Adverse drug reactions (ADRs) are associated with significant morbidity, mortality, and cost. The pharmacogenomics of ADRs may encompass "on-target" pharmacologically mediated reactions or "off-target" pharmacologic or immune-mediated ADRs. Immune-mediated ADRs may be associated with immunologic memory of varying duration or without immune memory yet exhibit an immunologic phenotype such as urticaria.On-target pharmacologic ADRs are those that typically develop in a concentration-dependent manner and therefore involve genes associated with drug disposition and/or a known pharmacodynamic target. Reactions with an off-target pharmacologic or immunologic component involve genes associated with diverse pharmacologic, innate, and adaptive immune system pathways.
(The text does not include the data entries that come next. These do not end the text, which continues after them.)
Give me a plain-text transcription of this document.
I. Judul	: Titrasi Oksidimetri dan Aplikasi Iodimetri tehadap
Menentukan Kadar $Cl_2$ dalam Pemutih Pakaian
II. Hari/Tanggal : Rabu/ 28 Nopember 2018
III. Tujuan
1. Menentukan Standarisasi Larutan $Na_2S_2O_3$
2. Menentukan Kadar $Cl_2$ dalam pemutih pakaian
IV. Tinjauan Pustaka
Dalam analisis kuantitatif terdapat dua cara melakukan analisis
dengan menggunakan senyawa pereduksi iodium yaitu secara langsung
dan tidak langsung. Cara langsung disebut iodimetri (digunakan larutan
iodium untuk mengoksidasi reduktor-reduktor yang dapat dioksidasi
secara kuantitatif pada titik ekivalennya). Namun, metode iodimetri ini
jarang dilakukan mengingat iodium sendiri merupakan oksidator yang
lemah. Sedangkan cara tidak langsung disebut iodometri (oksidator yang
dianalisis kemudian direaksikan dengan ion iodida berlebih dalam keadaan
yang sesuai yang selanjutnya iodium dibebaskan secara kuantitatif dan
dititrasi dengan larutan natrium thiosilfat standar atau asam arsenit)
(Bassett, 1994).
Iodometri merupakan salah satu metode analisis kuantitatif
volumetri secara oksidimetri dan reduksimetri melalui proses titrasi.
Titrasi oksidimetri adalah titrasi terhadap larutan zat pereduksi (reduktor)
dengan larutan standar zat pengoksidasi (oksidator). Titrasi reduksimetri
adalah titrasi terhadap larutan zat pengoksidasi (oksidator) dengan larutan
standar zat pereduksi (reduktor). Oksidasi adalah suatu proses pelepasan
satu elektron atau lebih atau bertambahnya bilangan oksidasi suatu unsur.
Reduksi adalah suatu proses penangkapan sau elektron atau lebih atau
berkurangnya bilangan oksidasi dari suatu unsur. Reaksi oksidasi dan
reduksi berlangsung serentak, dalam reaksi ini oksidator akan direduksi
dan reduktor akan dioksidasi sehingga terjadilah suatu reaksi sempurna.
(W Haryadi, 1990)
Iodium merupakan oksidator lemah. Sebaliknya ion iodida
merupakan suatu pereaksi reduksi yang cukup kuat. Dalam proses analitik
These reactions include non-IgE-mediated mast cell activation, aspirin-exacerbated respiratory disease, nonimmune drug-induced thrombocytopenia, and heparin-induced thrombocytopenia, and also those ADRs with known immunologic memory such as IgE-mediated reactions and T cell-mediated delayed drug reactions.The utility of pharmacogenomic screening is influenced by a variety of economic, genetic, and clinical factors, which determine the overall burden of a particular ADR. Regardless of whether genes associated with drug allergy syndromes translate directly into the clinic as preventive markers, they provide valuable insights into mechanisms and pathogenesis that may help identify future therapeutic targets and guide safer drug design and development.This chapter discusses specific examples of each ADR classification and the associated pharmacogenomic risk factors and will highlight examples where pharmacogenomic associations have been successfully implemented into personalized medicine programs, as well as opportunities for future translation.